An arena official crossed the tracks of Cian O’Connor and his horse Good Luck as they were turning to the 11th fence during the team final. Good Luck hit the fence, giving Ireland four faults and ultimately dropping the team to seventh place overall, meaning Ireland misses out on Rio Olympic qualification. The qualifying spots went to Switzerland (3rd), Britain (4th) and Spain (6th), with the latter just a quarter of a penalty ahead of the Irish.
A protest lodged by Irish chef d’equipe Robert Splaine and O’Connor was heard by the Ground Jury, who ruled that as the athlete had continued his round, they saw no reason to stop him by ringing the bell. “Under Article 233.3 of the FEI Jumping Rules, the athlete had the opportunity to stop voluntarily due to unforeseen circumstances beyond his control, however he did not do so,” the FEI said in a statement.
The Ground Jury heard explanations from Robert Splaine and Cian O’Connor, reviewed video footage of the incident, and ruled that the result would stand.
Splaine and O’Connor then appealed that decision to the Appeal Committee. “However, after a further full review of the incident, including hearing statements from all parties, the Appeal Committee ruled that the athlete had been given a full and complete right to be heard and stated that it would not overrule the Ground Jury on a field of play decision. As a result, the Appeal Committee rejected the appeal and upheld the Ground Jury decision,” the FEI said.
Horse Sport Ireland CEO Damian McDonald said all options provided for within the FEI’s rules would be examined, “including a potential appeal to the Court of Arbitration for Sport (CAS)”.
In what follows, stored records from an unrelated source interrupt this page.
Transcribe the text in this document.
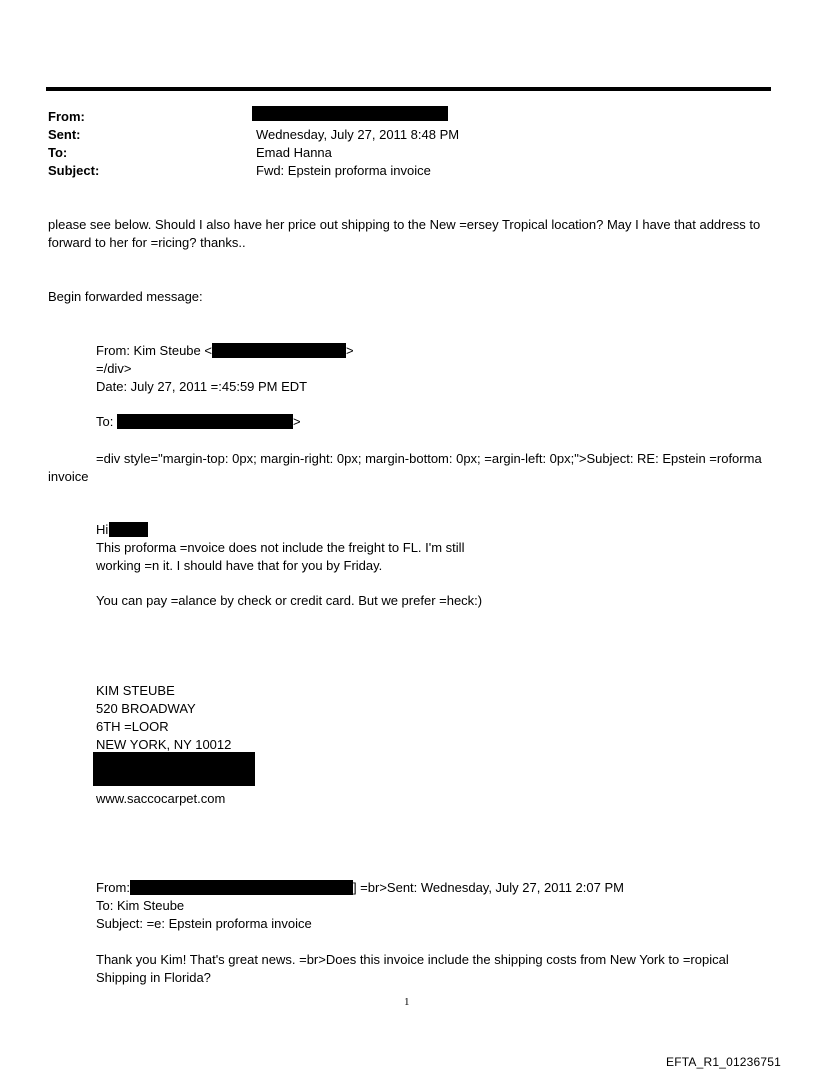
From:
Sent:	Wednesday, July 27, 2011 8:48 PM
To:	Emad Hanna
Subject:	Fwd: Epstein proforma invoice
please see below. Should I also have her price out shipping to the New =ersey Tropical location? May I have that address to forward to her for =ricing? thanks..
Begin forwarded message:
From: Kim Steube <	>
=/div>
Date: July 27, 2011 =:45:59 PM EDT
To:	>
=div style="margin-top: 0px; margin-right: 0px; margin-bottom: 0px; =argin-left: 0px;">Subject: RE: Epstein =roforma invoice
Hi
This proforma =nvoice does not include the freight to FL. I'm still
working =n it. I should have that for you by Friday.
You can pay =alance by check or credit card. But we prefer =heck:)
KIM STEUBE
520 BROADWAY
6TH =LOOR
NEW YORK, NY 10012
www.saccocarpet.com
From:	] =br>Sent: Wednesday, July 27, 2011 2:07 PM
To: Kim Steube
Subject: =e: Epstein proforma invoice
Thank you Kim! That's great news. =br>Does this invoice include the shipping costs from New York to =ropical Shipping in Florida?
1
EFTA_R1_01236751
Before O’Connor’s round, team openers Bertram Allen with Molly Malone and Greg Broderick with the Irish Sport Horse MHS Going Global each had one fence down, but experienced anchorman Denis Lynch, who followed O’Connor, produced a determined final round that left all the poles standing in a outstanding performance under maximum pressure. However, it wasn’t enough, as a subsequent clear from Spain anchorman Sergio Alvarez Moya saw Spain secure the final Rio place.
The four penalties attributed to O’Connor were the difference between securing the third Rio qualifying spot.
“We are very proud of the Irish team’s performance at the European Championships in Aachen,” McDonald said. With regard to the incident involving O’Connor, he said: “We will be pursuing this through all appeals mechanisms available to us within the rules of the international governing body.”